Abundance is not the subject of the sentence. Life is. I heard a cry for hope in Tennyson, a need to find something to rejoice in. There was a second voice and it spoke of a hidden hope. I heard it too. I heard life in that voice's words. When Pastor Jim talks about an abundant life, he's not talking about prosperity, usefulness, and work in an existence (alone, anyway), he's talking about life and large amounts of it.

When I think of abundance, I see superficiality. When I think of life, I taste fresh strawberries, feel snow on my toes, hear laughter, see dancing, and smell rain. When I think of life, it's joy and peace and patience and kindness and goodness and perseverance and self-control and, above all, love. That is the life Jesus came to bring, and it more abundantly just means large amounts beyond anything we could ask or dream.

And I have it. It is literally right now in my own spirit. I don't have to go beyond death for what I've been thirsting. It's available to me in the here and now and in that availability, I found healing. I tested it yesterday pretty hard and spent a lot of yesterday evening resting from the trying of the strength found in the joy of the Lord.

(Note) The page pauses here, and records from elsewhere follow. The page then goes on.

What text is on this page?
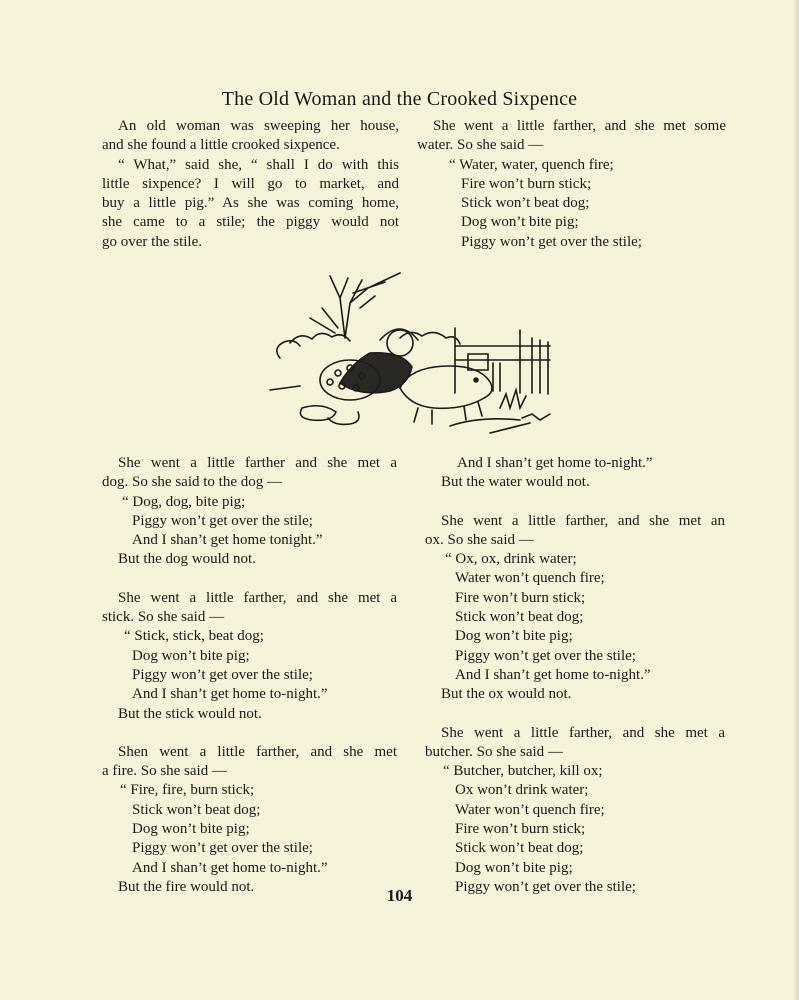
The Old Woman and the Crooked Sixpence

An old woman was sweeping her house,

and she found a little crooked sixpence.

“ What,” said she, “ shall I do with this

little sixpence? I will go to market, and

buy a little pig.” As she was coming home,

she came to a stile; the piggy would not

go over the stile.

She went a little farther, and she met some

water. So she said —

“ Water, water, quench fire;

Fire won’t burn stick;

Stick won’t beat dog;

Dog won’t bite pig;

Piggy won’t get over the stile;

She went a little farther and she met a

dog. So she said to the dog —

“ Dog, dog, bite pig;

Piggy won’t get over the stile;

And I shan’t get home tonight.”

But the dog would not.

She went a little farther, and she met a

stick. So she said —

“ Stick, stick, beat dog;

Dog won’t bite pig;

Piggy won’t get over the stile;

And I shan’t get home to-night.”

But the stick would not.

Shen went a little farther, and she met

a fire. So she said —

“ Fire, fire, burn stick;

Stick won’t beat dog;

Dog won’t bite pig;

Piggy won’t get over the stile;

And I shan’t get home to-night.”

But the fire would not.

And I shan’t get home to-night.”

But the water would not.

She went a little farther, and she met an

ox. So she said —

“ Ox, ox, drink water;

Water won’t quench fire;

Fire won’t burn stick;

Stick won’t beat dog;

Dog won’t bite pig;

Piggy won’t get over the stile;

And I shan’t get home to-night.”

But the ox would not.

She went a little farther, and she met a

butcher. So she said —

“ Butcher, butcher, kill ox;

Ox won’t drink water;

Water won’t quench fire;

Fire won’t burn stick;

Stick won’t beat dog;

Dog won’t bite pig;

Piggy won’t get over the stile;

104
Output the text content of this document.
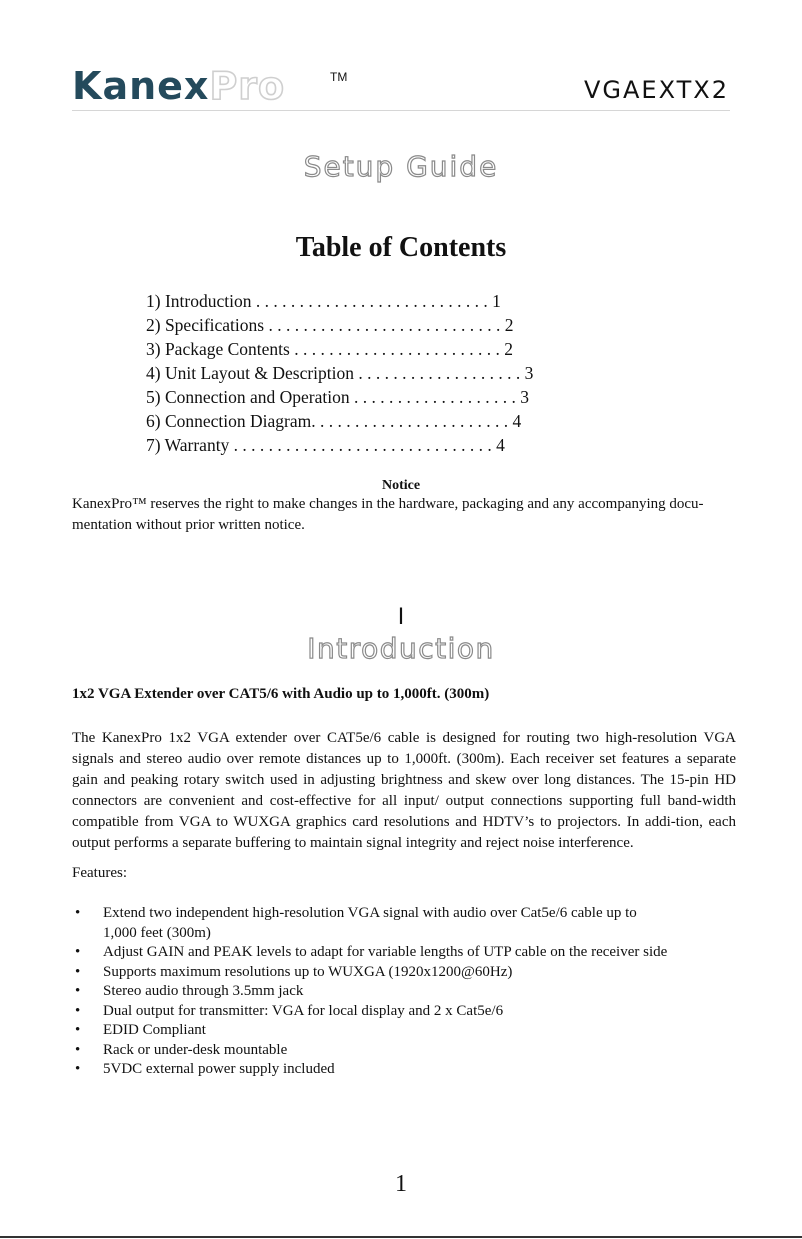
KanexPro	TM	VGAEXTX2
Setup Guide
Table of Contents
1) Introduction . . . . . . . . . . . . . . . . . . . . . . . . . . . 1
2) Specifications . . . . . . . . . . . . . . . . . . . . . . . . . . . 2
3) Package Contents . . . . . . . . . . . . . . . . . . . . . . . . 2
4) Unit Layout & Description . . . . . . . . . . . . . . . . . . . 3
5) Connection and Operation . . . . . . . . . . . . . . . . . . . 3
6) Connection Diagram. . . . . . . . . . . . . . . . . . . . . . . 4
7) Warranty . . . . . . . . . . . . . . . . . . . . . . . . . . . . . . 4
Notice

KanexPro™ reserves the right to make changes in the hardware, packaging and any accompanying docu-mentation without prior written notice.

I
Introduction
1x2 VGA Extender over CAT5/6 with Audio up to 1,000ft. (300m)

The KanexPro 1x2 VGA extender over CAT5e/6 cable is designed for routing two high-resolution VGA signals and stereo audio over remote distances up to 1,000ft. (300m). Each receiver set features a separate gain and peaking rotary switch used in adjusting brightness and skew over long distances. The 15-pin HD connectors are convenient and cost-effective for all input/ output connections supporting full band-width compatible from VGA to WUXGA graphics card resolutions and HDTV’s to projectors. In addi-tion, each output performs a separate buffering to maintain signal integrity and reject noise interference.

Features:
• Extend two independent high-resolution VGA signal with audio over Cat5e/6 cable up to
1,000 feet (300m)
• Adjust GAIN and PEAK levels to adapt for variable lengths of UTP cable on the receiver side
• Supports maximum resolutions up to WUXGA (1920x1200@60Hz)
• Stereo audio through 3.5mm jack
• Dual output for transmitter: VGA for local display and 2 x Cat5e/6
• EDID Compliant
• Rack or under-desk mountable
• 5VDC external power supply included
1
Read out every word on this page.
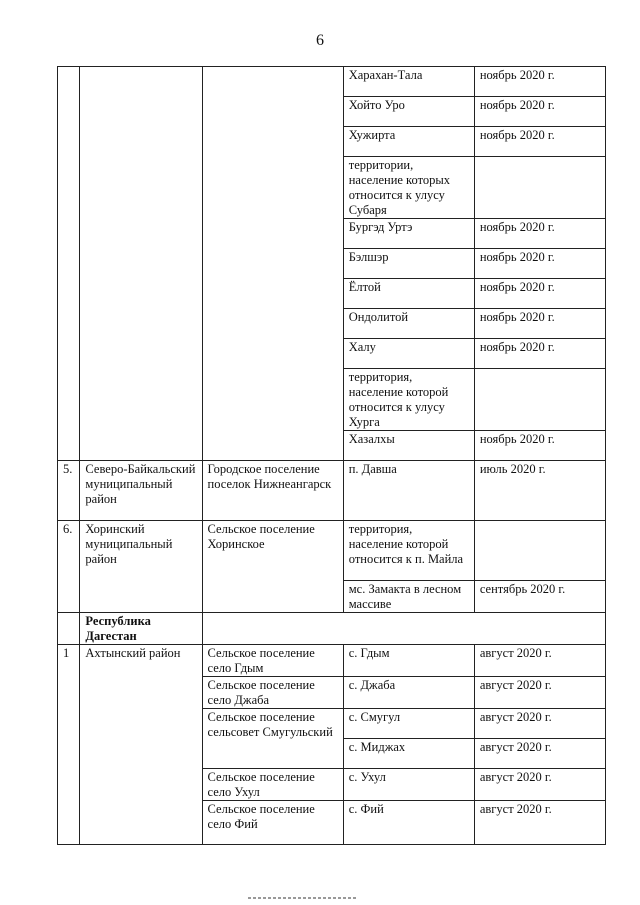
6
			Харахан-Тала	ноябрь 2020 г.
			Хойто Уро	ноябрь 2020 г.
			Хужирта	ноябрь 2020 г.
			территории, население которых относится к улусу Субаря	
			Бургэд Уртэ	ноябрь 2020 г.
			Бэлшэр	ноябрь 2020 г.
			Ёлтой	ноябрь 2020 г.
			Ондолитой	ноябрь 2020 г.
			Халу	ноябрь 2020 г.
			территория, население которой относится к улусу Хурга	
			Хазалхы	ноябрь 2020 г.
5.	Северо-Байкальский муниципальный район	Городское поселение поселок Нижнеангарск	п. Давша	июль 2020 г.
6.	Хоринский муниципальный район	Сельское поселение Хоринское	территория, население которой относится к п. Майла	
			мс. Замакта в лесном массиве	сентябрь 2020 г.
	Республика Дагестан			
1	Ахтынский район	Сельское поселение село Гдым	с. Гдым	август 2020 г.
		Сельское поселение село Джаба	с. Джаба	август 2020 г.
		Сельское поселение сельсовет Смугульский	с. Смугул	август 2020 г.
			с. Миджах	август 2020 г.
		Сельское поселение село Ухул	с. Ухул	август 2020 г.
		Сельское поселение село Фий	с. Фий	август 2020 г.
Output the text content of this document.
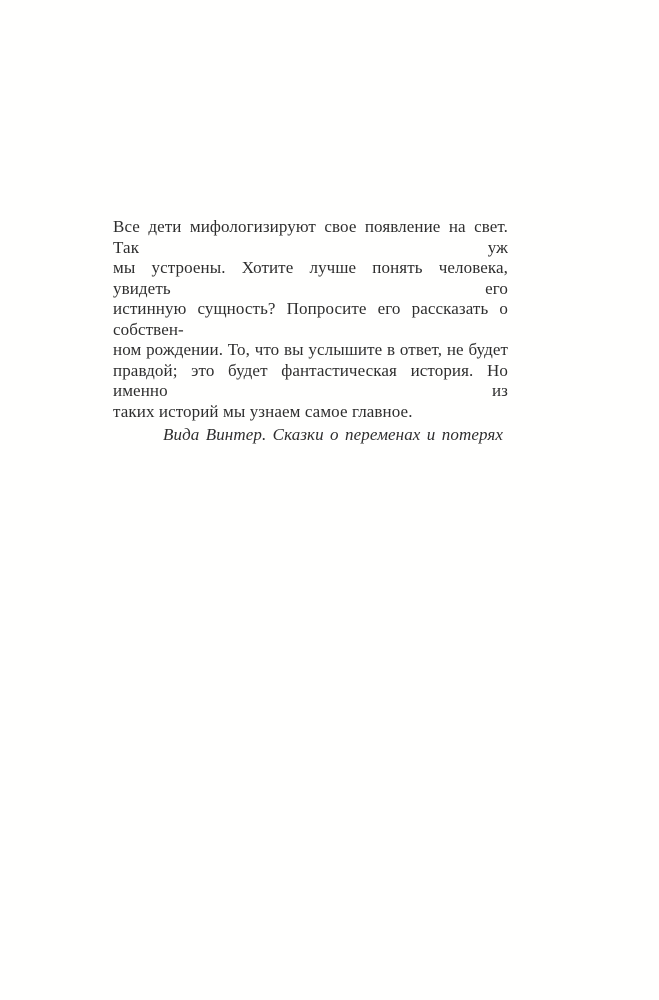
Все дети мифологизируют свое появление на свет. Так уж
мы устроены. Хотите лучше понять человека, увидеть его
истинную сущность? Попросите его рассказать о собствен-
ном рождении. То, что вы услышите в ответ, не будет
правдой; это будет фантастическая история. Но именно из
таких историй мы узнаем самое главное.
Вида Винтер. Сказки о переменах и потерях
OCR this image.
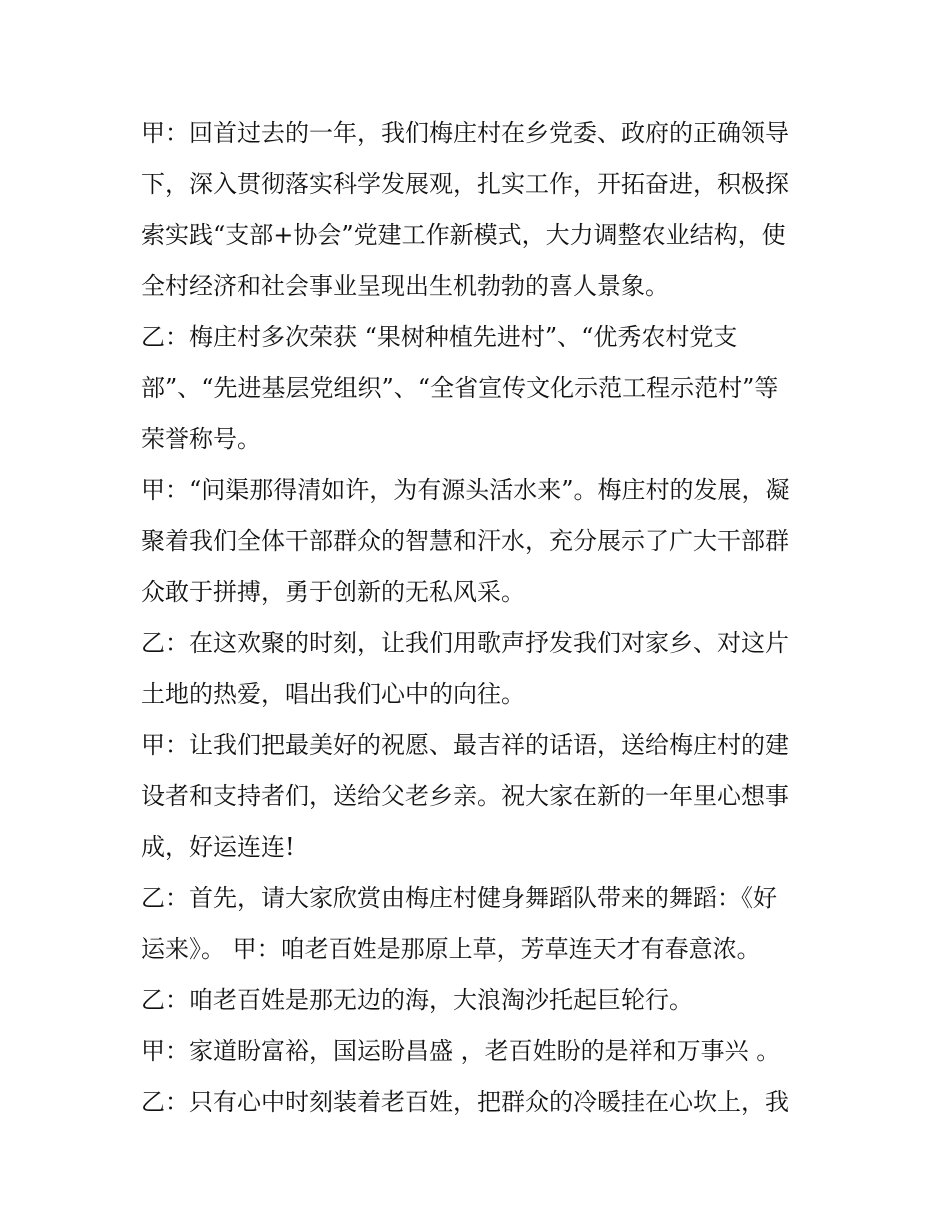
甲：回首过去的一年，我们梅庄村在乡党委、政府的正确领导
下，深入贯彻落实科学发展观，扎实工作，开拓奋进，积极探
索实践“支部+协会”党建工作新模式，大力调整农业结构，使
全村经济和社会事业呈现出生机勃勃的喜人景象。
乙：梅庄村多次荣获 “果树种植先进村”、“优秀农村党支
部”、“先进基层党组织”、“全省宣传文化示范工程示范村”等
荣誉称号。
甲：“问渠那得清如许，为有源头活水来”。梅庄村的发展，凝
聚着我们全体干部群众的智慧和汗水，充分展示了广大干部群
众敢于拼搏，勇于创新的无私风采。
乙：在这欢聚的时刻，让我们用歌声抒发我们对家乡、对这片
土地的热爱，唱出我们心中的向往。
甲：让我们把最美好的祝愿、最吉祥的话语，送给梅庄村的建
设者和支持者们，送给父老乡亲。祝大家在新的一年里心想事
成，好运连连!
乙：首先，请大家欣赏由梅庄村健身舞蹈队带来的舞蹈：《好
运来》。 甲：咱老百姓是那原上草，芳草连天才有春意浓。
乙：咱老百姓是那无边的海，大浪淘沙托起巨轮行。
甲：家道盼富裕，国运盼昌盛 ，老百姓盼的是祥和万事兴 。
乙：只有心中时刻装着老百姓，把群众的冷暖挂在心坎上，我
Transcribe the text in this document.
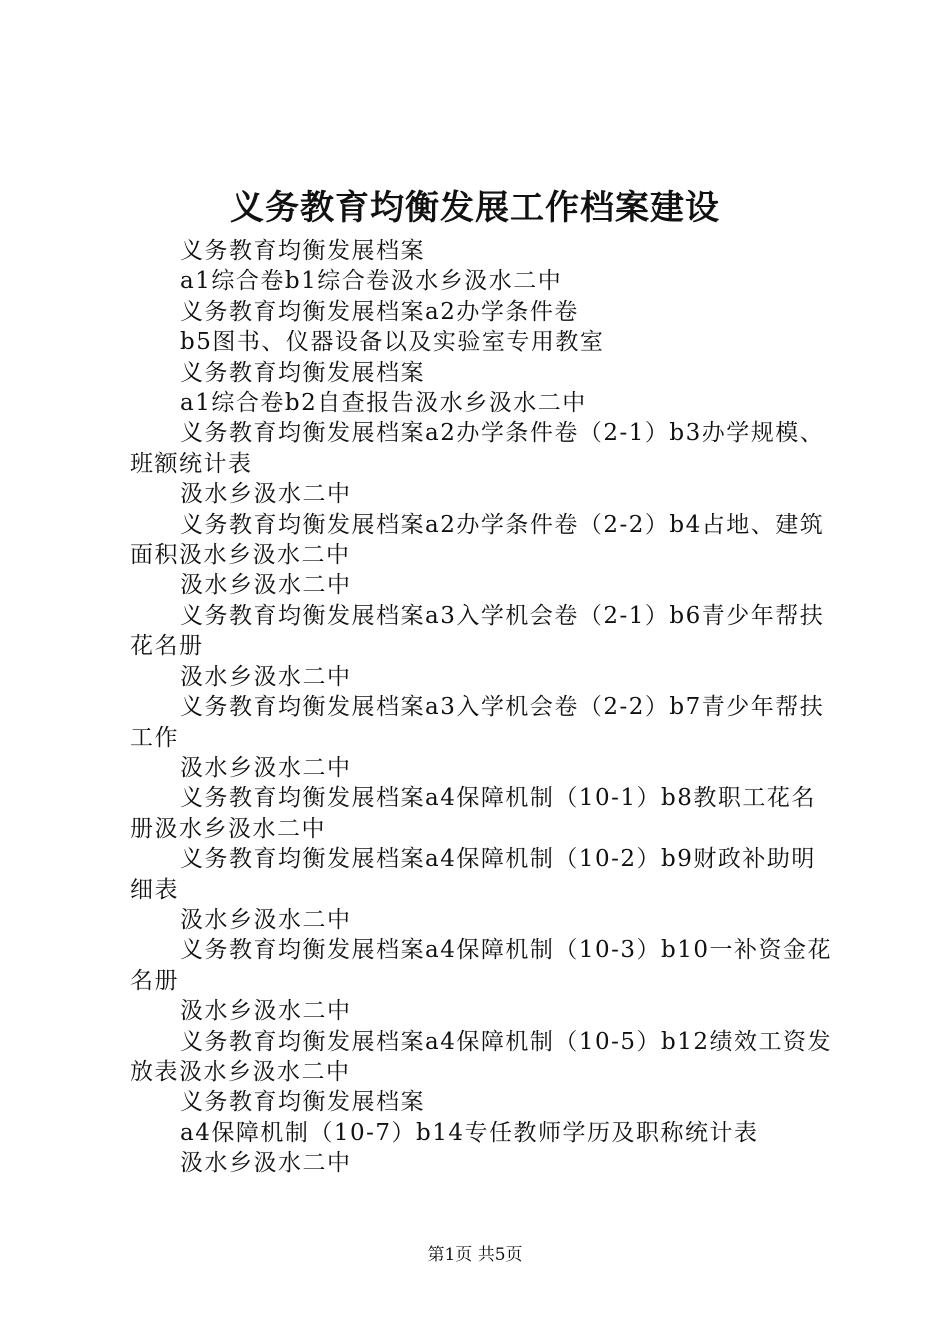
义务教育均衡发展工作档案建设

义务教育均衡发展档案

a1综合卷b1综合卷汲水乡汲水二中

义务教育均衡发展档案a2办学条件卷

b5图书、仪器设备以及实验室专用教室

义务教育均衡发展档案

a1综合卷b2自查报告汲水乡汲水二中

义务教育均衡发展档案a2办学条件卷（2-1）b3办学规模、班额统计表

汲水乡汲水二中

义务教育均衡发展档案a2办学条件卷（2-2）b4占地、建筑面积汲水乡汲水二中

汲水乡汲水二中

义务教育均衡发展档案a3入学机会卷（2-1）b6青少年帮扶花名册

汲水乡汲水二中

义务教育均衡发展档案a3入学机会卷（2-2）b7青少年帮扶工作

汲水乡汲水二中

义务教育均衡发展档案a4保障机制（10-1）b8教职工花名册汲水乡汲水二中

义务教育均衡发展档案a4保障机制（10-2）b9财政补助明细表

汲水乡汲水二中

义务教育均衡发展档案a4保障机制（10-3）b10一补资金花名册

汲水乡汲水二中

义务教育均衡发展档案a4保障机制（10-5）b12绩效工资发放表汲水乡汲水二中

义务教育均衡发展档案

a4保障机制（10-7）b14专任教师学历及职称统计表

汲水乡汲水二中

第1页 共5页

  1. I had an eight hour workday and I discovered I love opening shift. I saw my favorite constellations on my way into work.
  2. I got to go to church. Amber Davis scared me for a moment with her lawyer-assistant role and I got to thank her for following Christ and being who she is because she might have been that woman who scared me.
  3. I spent about an hour talking with Hannah Marrero, who is an epic blessing.
  4. I watched Cassie, Tim, Will, and Scott be themselves (can't vouch for Jason, but he doesn't seem to have very many masks if any) and I loved every moment of it.

After twelve hours of sleep, I woke up at 10:10 in the morning. I could never remember the reference for the 'life and it more abundantly' verse, so I looked it up. John 10:10. My family used to joke that 10:10 was happy hour, because when the hands of the clock are on 10 and 2, it looks like a smile. What an awesome reminder of His promise!

So today after more than five years, I sit, healed, with Tennyson and wondered why I ever chose the lesser of two voices.

"I marvell'd how the mind was brought

To anchor by one gloomy thought;

And wherefore rather I made choice

To commune with that barren voice,

Than Him that said, "Rejoice! rejoice!"

The Amplified Bible, John 10:10: "The thief comes only in order to steal and kill and destroy. I came that they may have and enjoy life, and have it in abundance (to the full, till it overflows)."

Our God is more than just something to bow to. He is a Fulfiller of promises, a Redeemer, a Healer, and Love itself.